Un Scorsese tchékhovie­n

20h50 TCM CinéMa

- François Forestier

Le Temps de l’innocence

Drame romantique américain de Martin Scorsese (1993). Avec Winona Ryder, Daniel Day-Lewis. 2h10.

Mais, bon sang, qu’est-ce qui lui a pris, à Scorsese ? Pourquoi at-il réalisé un film aussi éloigné de sa palette habituelle ? Quelle mouche l’a piqué pour adapter un roman d’Edith Wharton, auteure un peu passée (et amie de Paul Bourget, de Marie-Laure de Noailles et d’André Gide) ? Pas de violence, pas de coups de feu, pas de mafieux : tout se passe dans la haute société bourgeoise du New York fin de siècle, dans ce « Gilded Age » (âge d’or) si convention­nel des années 1880. Epoque étonnante, qui vit naître des fortunes colossales et singea les « bonnes manières » européenne­s, avec cynisme… C’est l’exact envers de l’univers dont Scorsese est issu.

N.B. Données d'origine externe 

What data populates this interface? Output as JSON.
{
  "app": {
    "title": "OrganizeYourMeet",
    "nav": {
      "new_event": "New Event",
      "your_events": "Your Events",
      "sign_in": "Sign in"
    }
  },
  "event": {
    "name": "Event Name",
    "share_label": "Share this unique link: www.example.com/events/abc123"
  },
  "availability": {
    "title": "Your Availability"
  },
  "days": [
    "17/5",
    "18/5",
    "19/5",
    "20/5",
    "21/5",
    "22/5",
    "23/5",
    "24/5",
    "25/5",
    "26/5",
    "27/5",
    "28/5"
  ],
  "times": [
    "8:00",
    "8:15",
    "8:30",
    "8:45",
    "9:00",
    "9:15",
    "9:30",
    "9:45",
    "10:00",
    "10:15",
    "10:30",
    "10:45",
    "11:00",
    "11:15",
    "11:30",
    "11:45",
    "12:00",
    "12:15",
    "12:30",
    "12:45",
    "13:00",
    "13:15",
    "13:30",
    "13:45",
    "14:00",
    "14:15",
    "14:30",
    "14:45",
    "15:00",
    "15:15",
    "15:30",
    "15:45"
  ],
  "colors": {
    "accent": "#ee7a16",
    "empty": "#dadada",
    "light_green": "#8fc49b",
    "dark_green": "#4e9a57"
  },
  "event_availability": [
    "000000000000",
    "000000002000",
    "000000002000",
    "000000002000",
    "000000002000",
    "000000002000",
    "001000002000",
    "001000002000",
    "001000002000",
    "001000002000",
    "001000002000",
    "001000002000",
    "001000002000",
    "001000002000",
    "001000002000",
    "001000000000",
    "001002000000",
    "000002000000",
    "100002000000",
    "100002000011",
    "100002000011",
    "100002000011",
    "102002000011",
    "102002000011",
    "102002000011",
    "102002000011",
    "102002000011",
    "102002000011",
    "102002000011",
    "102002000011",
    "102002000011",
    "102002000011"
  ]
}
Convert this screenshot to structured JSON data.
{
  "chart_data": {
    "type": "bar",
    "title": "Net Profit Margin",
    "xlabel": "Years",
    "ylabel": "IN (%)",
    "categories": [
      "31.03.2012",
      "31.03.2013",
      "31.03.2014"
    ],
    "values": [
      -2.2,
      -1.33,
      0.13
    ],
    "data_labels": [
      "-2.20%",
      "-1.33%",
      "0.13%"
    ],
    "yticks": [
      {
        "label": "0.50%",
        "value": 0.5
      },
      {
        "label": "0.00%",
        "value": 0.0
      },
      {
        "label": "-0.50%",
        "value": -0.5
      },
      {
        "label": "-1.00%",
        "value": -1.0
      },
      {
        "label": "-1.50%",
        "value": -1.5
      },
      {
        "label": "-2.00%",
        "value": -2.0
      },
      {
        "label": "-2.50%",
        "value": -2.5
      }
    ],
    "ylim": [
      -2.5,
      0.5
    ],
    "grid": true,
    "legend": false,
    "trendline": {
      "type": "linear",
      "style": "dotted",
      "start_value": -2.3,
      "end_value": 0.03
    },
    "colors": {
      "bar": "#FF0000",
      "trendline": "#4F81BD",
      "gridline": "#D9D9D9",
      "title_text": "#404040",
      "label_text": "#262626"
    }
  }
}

Lui, l’enfant d’une famille modeste d’origine italienne, est fasciné par les codes et les rites d’une société disparue, à laquelle il n’aurait jamais eu accès. Cette histoire d’un grand bourgeois (joué par Daniel Day-Lewis) qui se lance dans un adultère très chic avec une aristocrat­e rebelle (Michelle Pfeiffer) est marquée par deux tonalités chères au coeur de Scorsese. D’une part, le sens de la faute, ce sentiment de péché qui court tout au long de l’oeuvre du cinéaste. D’autre part, le goût de la nostalgie, du temps qui passe : la dernière scène du film, où Daniel Day-Lewis s’en va sans attendre de revoir la femme aimée (vingt-cinq ans se sont écoulés), donne son sens au récit. C’est comme un rayon de lumière : tout se met en place. Moment magnifique, clé de voûte d’un film déroutant, qui a été apprécié, à sa sortie, pour la qualité des décors, des costumes, de la reconstitu­tion, mais qui a déconcerté… Sous la surface polie d’un univers entièremen­t factice, voici la brutalité des passions réprimées, le terrible empois des obligation­s sociales. On a comparé le film à Proust, c’est de Tchekhov qu’il faudrait parler. Vies lisses, vies soigneusem­ent foutues, années gâchées, ce « Temps de l’innocence » est aussi le temps d’un enfer ouaté, camouflé par les robes à falbalas et les mondanités. Qui joue le photograph­e dans la scène du mariage ? Scorsese lui-même. Il est ce témoin d’un amour raté, cet amour qui, jusqu’à la dernière image, nous brise le coeur.